As someone who grew up in the US and has a lot of pride in not just the Chinese half of my heritage but also the American part (see third culture kid), the rise in Anti-Asian violence since the pandemic has just been profoundly sad, disappointing, and frankly, frightening to me.
As the whole country was shutting down during the COVID-19 pandemic, a lot of the emotions that ensued were understandable and warranted – fear, confusion, anger. However, misdirecting these feelings and channeling them into violence towards vulnerable targets like senior citizens is just absolutely unacceptable. To see so much emotional dysregulation and manifestation of latent anti-Asian racism at such scale is deeply alarming and disheartening.
These are all signals to me that we must, firstly, call out and condemn any acts of violence and discrimination, and secondly, learn to practice kindness and compassion towards each other. Sweeping change cannot and will not happen top down; working to have understanding and compassion for someone you are not already close to (in ANY context – work, home, etc) is something we can all do starting as soon as… today.
How has your AAPI identity influenced your personal and professional life?
As kids, my brothers and I watched our mom and dad work tirelessly to build a life for us in a country where they did not speak the language nor know the norms with nothing more than their hands and perseverance; all the while never complaining.
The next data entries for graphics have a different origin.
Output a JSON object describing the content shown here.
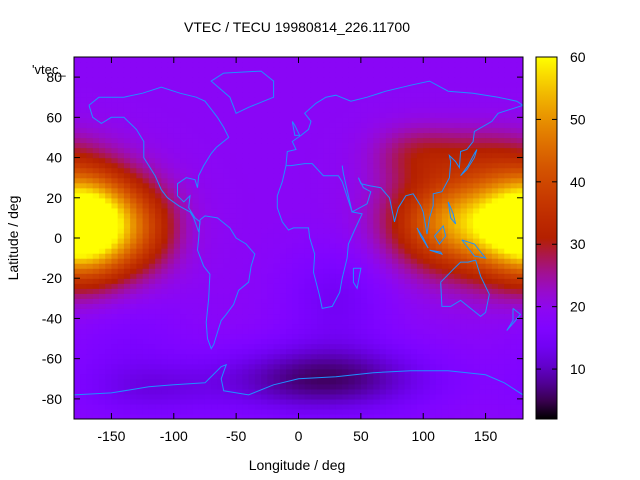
{
  "chart_data": {
    "type": "heatmap",
    "title": "VTEC / TECU 19980814_226.11700",
    "xlabel": "Longitude / deg",
    "ylabel": "Latitude / deg",
    "legend_label": "'vtec_",
    "xlim": [
      -180,
      180
    ],
    "ylim": [
      -90,
      90
    ],
    "xticks": [
      "-150",
      "-100",
      "-50",
      "0",
      "50",
      "100",
      "150"
    ],
    "xtick_values": [
      -150,
      -100,
      -50,
      0,
      50,
      100,
      150
    ],
    "yticks": [
      "-80",
      "-60",
      "-40",
      "-20",
      "0",
      "20",
      "40",
      "60",
      "80"
    ],
    "ytick_values": [
      -80,
      -60,
      -40,
      -20,
      0,
      20,
      40,
      60,
      80
    ],
    "colorbar": {
      "range": [
        2,
        60
      ],
      "ticks": [
        "10",
        "20",
        "30",
        "40",
        "50",
        "60"
      ],
      "tick_values": [
        10,
        20,
        30,
        40,
        50,
        60
      ],
      "palette": "black-purple-red-orange-yellow"
    },
    "background_level": 19,
    "features": [
      {
        "lon": -168,
        "lat": 6,
        "sx": 28,
        "sy": 18,
        "amp": 34
      },
      {
        "lon": -120,
        "lat": 5,
        "sx": 20,
        "sy": 15,
        "amp": 8
      },
      {
        "lon": 160,
        "lat": 8,
        "sx": 45,
        "sy": 18,
        "amp": 30
      },
      {
        "lon": 110,
        "lat": 8,
        "sx": 30,
        "sy": 15,
        "amp": 12
      },
      {
        "lon": 95,
        "lat": 42,
        "sx": 25,
        "sy": 10,
        "amp": 8
      },
      {
        "lon": 150,
        "lat": 42,
        "sx": 30,
        "sy": 10,
        "amp": 6
      },
      {
        "lon": 20,
        "lat": -70,
        "sx": 60,
        "sy": 12,
        "amp": -13
      },
      {
        "lon": 30,
        "lat": -30,
        "sx": 30,
        "sy": 18,
        "amp": -5
      },
      {
        "lon": -120,
        "lat": -75,
        "sx": 40,
        "sy": 10,
        "amp": -5
      },
      {
        "lon": -140,
        "lat": -50,
        "sx": 35,
        "sy": 20,
        "amp": -3
      }
    ],
    "coastline_color": "#1e90ff"
  }
}
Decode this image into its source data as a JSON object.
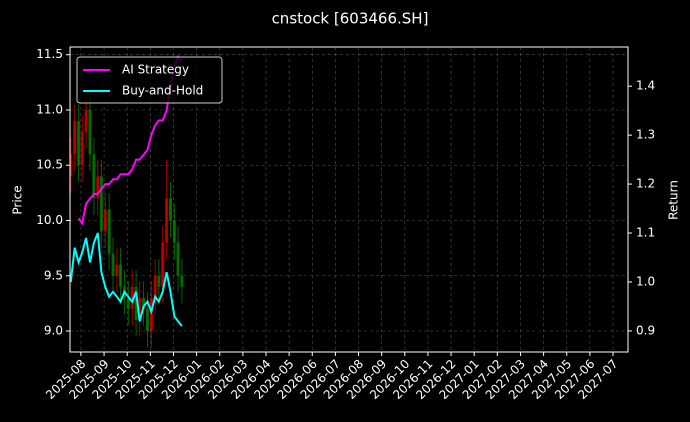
{
  "chart_data": {
    "type": "candlestick",
    "title": "cnstock [603466.SH]",
    "ylabel": "Price",
    "y2label": "Return",
    "x": [
      2025.547,
      2025.561,
      2025.575,
      2025.588,
      2025.602,
      2025.616,
      2025.63,
      2025.644,
      2025.657,
      2025.671,
      2025.685,
      2025.699,
      2025.713,
      2025.726,
      2025.74,
      2025.754,
      2025.768,
      2025.782,
      2025.795,
      2025.809,
      2025.823,
      2025.837,
      2025.851,
      2025.864,
      2025.878,
      2025.892,
      2025.906,
      2025.92,
      2025.933,
      2025.947
    ],
    "open": [
      10.4,
      10.6,
      10.9,
      10.5,
      10.8,
      11.0,
      10.6,
      10.2,
      10.4,
      9.9,
      10.1,
      9.7,
      9.5,
      9.6,
      9.4,
      9.3,
      9.2,
      9.4,
      9.1,
      9.3,
      9.2,
      9.0,
      9.3,
      9.5,
      9.4,
      9.8,
      10.2,
      10.0,
      9.8,
      9.5
    ],
    "high": [
      10.75,
      11.05,
      11.05,
      10.95,
      11.15,
      11.15,
      10.75,
      10.55,
      10.55,
      10.25,
      10.25,
      9.85,
      9.75,
      9.75,
      9.55,
      9.45,
      9.55,
      9.55,
      9.45,
      9.45,
      9.35,
      9.45,
      9.65,
      9.65,
      9.95,
      10.55,
      10.35,
      10.15,
      9.95,
      9.65
    ],
    "low": [
      10.25,
      10.45,
      10.35,
      10.35,
      10.65,
      10.45,
      10.05,
      10.05,
      9.75,
      9.75,
      9.55,
      9.35,
      9.35,
      9.25,
      9.15,
      9.05,
      9.05,
      8.95,
      8.95,
      9.05,
      8.85,
      8.85,
      9.15,
      9.25,
      9.25,
      9.65,
      9.85,
      9.65,
      9.35,
      9.25
    ],
    "close": [
      10.6,
      10.9,
      10.5,
      10.8,
      11.0,
      10.6,
      10.2,
      10.4,
      9.9,
      10.1,
      9.7,
      9.5,
      9.6,
      9.4,
      9.3,
      9.2,
      9.4,
      9.1,
      9.3,
      9.2,
      9.0,
      9.3,
      9.5,
      9.4,
      9.8,
      10.2,
      10.0,
      9.8,
      9.5,
      9.4
    ],
    "up_color": "#d00000",
    "down_color": "#008000",
    "series": [
      {
        "name": "AI Strategy",
        "color": "#ff00ff",
        "axis": "y2",
        "values": [
          null,
          null,
          1.13,
          1.12,
          1.16,
          1.17,
          1.18,
          1.18,
          1.19,
          1.2,
          1.2,
          1.21,
          1.21,
          1.22,
          1.22,
          1.22,
          1.23,
          1.25,
          1.25,
          1.26,
          1.27,
          1.3,
          1.32,
          1.33,
          1.33,
          1.35,
          1.4,
          1.44,
          1.46,
          1.45
        ]
      },
      {
        "name": "Buy-and-Hold",
        "color": "#00ffff",
        "axis": "y2",
        "values": [
          1.0,
          1.07,
          1.04,
          1.06,
          1.09,
          1.04,
          1.08,
          1.1,
          1.02,
          0.99,
          0.97,
          0.98,
          0.97,
          0.96,
          0.98,
          0.97,
          0.96,
          0.98,
          0.92,
          0.95,
          0.96,
          0.94,
          0.97,
          0.96,
          0.98,
          1.02,
          0.98,
          0.93,
          0.92,
          0.91
        ]
      }
    ],
    "xlim": [
      2025.544,
      2027.554
    ],
    "xticks": [
      {
        "value": 2025.5833,
        "label": "2025-08"
      },
      {
        "value": 2025.6667,
        "label": "2025-09"
      },
      {
        "value": 2025.75,
        "label": "2025-10"
      },
      {
        "value": 2025.8333,
        "label": "2025-11"
      },
      {
        "value": 2025.9167,
        "label": "2025-12"
      },
      {
        "value": 2026.0,
        "label": "2026-01"
      },
      {
        "value": 2026.0833,
        "label": "2026-02"
      },
      {
        "value": 2026.1667,
        "label": "2026-03"
      },
      {
        "value": 2026.25,
        "label": "2026-04"
      },
      {
        "value": 2026.3333,
        "label": "2026-05"
      },
      {
        "value": 2026.4167,
        "label": "2026-06"
      },
      {
        "value": 2026.5,
        "label": "2026-07"
      },
      {
        "value": 2026.5833,
        "label": "2026-08"
      },
      {
        "value": 2026.6667,
        "label": "2026-09"
      },
      {
        "value": 2026.75,
        "label": "2026-10"
      },
      {
        "value": 2026.8333,
        "label": "2026-11"
      },
      {
        "value": 2026.9167,
        "label": "2026-12"
      },
      {
        "value": 2027.0,
        "label": "2027-01"
      },
      {
        "value": 2027.0833,
        "label": "2027-02"
      },
      {
        "value": 2027.1667,
        "label": "2027-03"
      },
      {
        "value": 2027.25,
        "label": "2027-04"
      },
      {
        "value": 2027.3333,
        "label": "2027-05"
      },
      {
        "value": 2027.4167,
        "label": "2027-06"
      },
      {
        "value": 2027.5,
        "label": "2027-07"
      }
    ],
    "ylim": [
      8.81,
      11.57
    ],
    "yticks": [
      {
        "value": 9,
        "label": "9.0"
      },
      9.5,
      {
        "value": 10,
        "label": "10.0"
      },
      10.5,
      {
        "value": 11,
        "label": "11.0"
      },
      11.5
    ],
    "y2lim": [
      0.857,
      1.48
    ],
    "y2ticks": [
      0.9,
      {
        "value": 1,
        "label": "1.0"
      },
      1.1,
      1.2,
      1.3,
      1.4
    ],
    "grid": true,
    "legend": "upper left"
  }
}
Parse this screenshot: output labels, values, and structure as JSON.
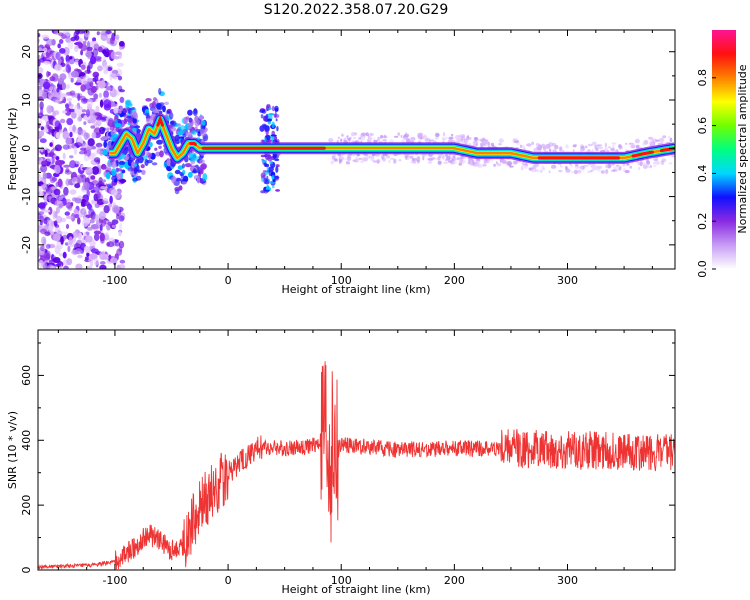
{
  "title": "S120.2022.358.07.20.G29",
  "chart_data": [
    {
      "type": "heatmap",
      "title": "S120.2022.358.07.20.G29",
      "xlabel": "Height of straight line (km)",
      "ylabel": "Frequency (Hz)",
      "xlim": [
        -168,
        395
      ],
      "ylim": [
        -25,
        24.5
      ],
      "x_ticks": [
        -100,
        0,
        100,
        200,
        300
      ],
      "y_ticks": [
        -20,
        -10,
        0,
        10,
        20
      ],
      "grid": false,
      "colorbar": {
        "label": "Normalized spectral amplitude",
        "range": [
          0,
          1
        ],
        "ticks": [
          0.0,
          0.2,
          0.4,
          0.6,
          0.8
        ],
        "tick_labels": [
          "0.0",
          "0.2",
          "0.4",
          "0.6",
          "0.8"
        ],
        "colors": [
          "#ffffff",
          "#c79cf5",
          "#8a2be2",
          "#1010ff",
          "#00d8ff",
          "#00ff80",
          "#70ff00",
          "#ffff00",
          "#ff8000",
          "#ff1010",
          "#ff1493"
        ]
      },
      "ridge": {
        "x": [
          -100,
          -95,
          -90,
          -85,
          -80,
          -75,
          -70,
          -65,
          -60,
          -55,
          -50,
          -45,
          -40,
          -35,
          -30,
          -25,
          -20,
          0,
          30,
          40,
          50,
          100,
          150,
          200,
          220,
          250,
          270,
          300,
          350,
          370,
          395
        ],
        "frequency": [
          -1,
          1,
          3,
          2,
          -1,
          1,
          4,
          3,
          6,
          3,
          0,
          -2,
          -1,
          1,
          1,
          0,
          0,
          0,
          0,
          0,
          0,
          0,
          0,
          0,
          -1,
          -1,
          -2,
          -2,
          -2,
          -1,
          0
        ]
      }
    },
    {
      "type": "line",
      "xlabel": "Height of straight line (km)",
      "ylabel": "SNR (10 * v/v)",
      "xlim": [
        -168,
        395
      ],
      "ylim": [
        0,
        740
      ],
      "x_ticks": [
        -100,
        0,
        100,
        200,
        300
      ],
      "y_ticks": [
        0,
        200,
        400,
        600
      ],
      "grid": false,
      "color": "#ee3333",
      "series": [
        {
          "x": [
            -168,
            -140,
            -120,
            -100,
            -90,
            -80,
            -70,
            -60,
            -50,
            -40,
            -30,
            -20,
            -10,
            0,
            10,
            20,
            30,
            50,
            70,
            80,
            85,
            90,
            95,
            100,
            120,
            150,
            200,
            250,
            300,
            350,
            395
          ],
          "values": [
            10,
            12,
            15,
            25,
            50,
            80,
            110,
            90,
            60,
            80,
            150,
            220,
            260,
            300,
            330,
            360,
            380,
            375,
            380,
            390,
            420,
            380,
            360,
            385,
            380,
            370,
            375,
            375,
            370,
            365,
            360
          ]
        }
      ]
    }
  ]
}
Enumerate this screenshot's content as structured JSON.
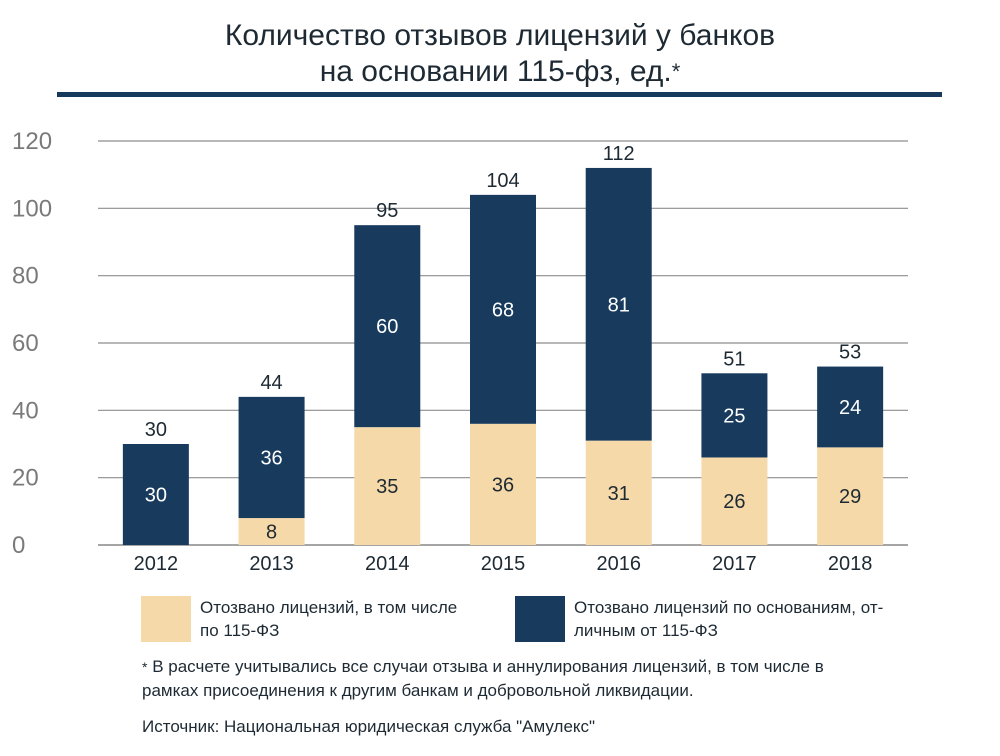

Resiliency, having a growth mindset, and being able to delay gratification were second nature to them and were lessons that were taught to us both explicitly and by example.
One of my favorite Chinese idioms that my mom taught me is that, with enough patience and willpower, one can even grind an iron pestle into a needle.
These lessons, values, and a desire to emulate my folks are, in part, what led me to joining M1 in its infancy 8 years ago and they are what has helped to make all of that time an incredible journey of learning, growth, and solving problems with some of the best people I will ever know.
How have you seen the workplace change in terms of offering support and community for AAPI colleagues?
I have certainly seen a noticeable shift in the amount of explicit and formal support from leadership in organizations when it comes to advancing inclusion and community for AAPI employees. While they are not a new concept, I am heartened to see the growth and adoption of employee resource groups and to see them getting more front and center attention.
I am hopeful that workplaces will continue to iterate on these efforts to support employees and that we can get to place where workplaces can also embody corporate responsibility by extending support to the broader AAPI community, not just immediate employees.
Do you have any advice for young AAPI professionals starting out in the workforce?
The path to my first ever “real job” felt a lot like a linear progression through a checklist of “optimal” or “right” moves – get into a reputable school, choose a reasonable major, get good grades, get internships, interview at the right companies, etc.
If your experience was at all anything like mine, I surmise that you might be wondering – what should I be doing next? What department should I join? Do I go to business school? Do I join a startup or a Fortune 500? I went through a similar period of wrestling with what the “right” decisions were and I am delighted to share that… there really are no wrong moves, especially this early on in your career.
Don’t agonize too much what you think you should be doing and get as many experiences as you can, professional or otherwise, and in doing so you will not only build range but increase the likelihood that you organically find something you’re truly energized and passionate about.